光白貝の騎士はフジツボに覆われた死鎌を確認すると、今度は左手をかざした。
『アコよ深層に飲み込め』
一瞬にして死鎌が左手に飲み込まれ消えた。
『禁忌は封印しました。次に争いを止めましょう』
そう言うと纏う鎧から錐貝の触手をヘルダーとソフィアに巻き付け、一足飛びに森のある崖上へと移動した。
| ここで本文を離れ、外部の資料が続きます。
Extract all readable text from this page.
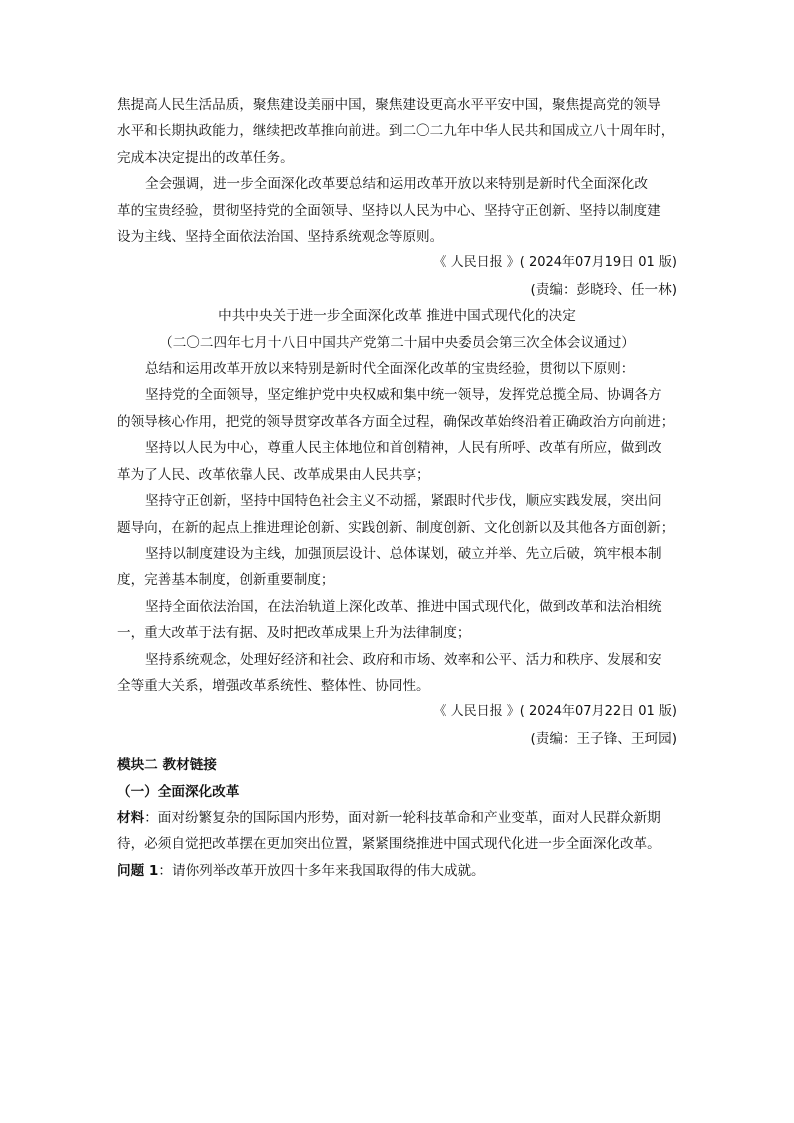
焦提高人民生活品质，聚焦建设美丽中国，聚焦建设更高水平平安中国，聚焦提高党的领导

水平和长期执政能力，继续把改革推向前进。到二〇二九年中华人民共和国成立八十周年时，

完成本决定提出的改革任务。

全会强调，进一步全面深化改革要总结和运用改革开放以来特别是新时代全面深化改

革的宝贵经验，贯彻坚持党的全面领导、坚持以人民为中心、坚持守正创新、坚持以制度建

设为主线、坚持全面依法治国、坚持系统观念等原则。

《 人民日报 》( 2024年07月19日 01 版)

(责编：彭晓玲、任一林)

中共中央关于进一步全面深化改革 推进中国式现代化的决定

（二〇二四年七月十八日中国共产党第二十届中央委员会第三次全体会议通过）

总结和运用改革开放以来特别是新时代全面深化改革的宝贵经验，贯彻以下原则：

坚持党的全面领导，坚定维护党中央权威和集中统一领导，发挥党总揽全局、协调各方

的领导核心作用，把党的领导贯穿改革各方面全过程，确保改革始终沿着正确政治方向前进；

坚持以人民为中心，尊重人民主体地位和首创精神，人民有所呼、改革有所应，做到改

革为了人民、改革依靠人民、改革成果由人民共享；

坚持守正创新，坚持中国特色社会主义不动摇，紧跟时代步伐，顺应实践发展，突出问

题导向，在新的起点上推进理论创新、实践创新、制度创新、文化创新以及其他各方面创新；

坚持以制度建设为主线，加强顶层设计、总体谋划，破立并举、先立后破，筑牢根本制

度，完善基本制度，创新重要制度；

坚持全面依法治国，在法治轨道上深化改革、推进中国式现代化，做到改革和法治相统

一，重大改革于法有据、及时把改革成果上升为法律制度；

坚持系统观念，处理好经济和社会、政府和市场、效率和公平、活力和秩序、发展和安

全等重大关系，增强改革系统性、整体性、协同性。

《 人民日报 》( 2024年07月22日 01 版)

(责编：王子锋、王珂园)

模块二 教材链接

（一）全面深化改革

材料：面对纷繁复杂的国际国内形势，面对新一轮科技革命和产业变革，面对人民群众新期

待，必须自觉把改革摆在更加突出位置，紧紧围绕推进中国式现代化进一步全面深化改革。

问题 1：请你列举改革开放四十多年来我国取得的伟大成就。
抵抗する事も出来ず、女神の御使いと称する騎士に連れ去られ、混乱するしかないソフィア・ヘルダー両名。
『貝殻城』
シェルの呟きが辺りを一変させる。城だ。シェル自身が城に具現化し、その中にあるテーブルをはさんでソフィア・ヘルダー両名を立たせると、椅子を出し座らせた。無論拘束したままだが。
『アコ、麻痺毒を吸い込んで頂戴』
その言葉を機に、ソフィア・ヘルダー両名は麻痺から解放された。
「一体ここはどこで、貴方は誰だ」
麻痺から解放されたソフィアは思わず声を荒げた。
「声を荒げるな小娘、人ならざる者の招きだ。我ら人間風情がジタバタしてもなにも出来ぬ」
「うるさい、死神め」
やり取りをする両名から向かって上座にある椅子に座る騎士
準備が整ったと見るや、一瞬光を発した
光が収まるとそこにはジャージ姿の男性が一人と、その膝にちょこんと乗っかる幼子が一人。
その光景に、ソフィア・ヘルダー両名は息を飲む。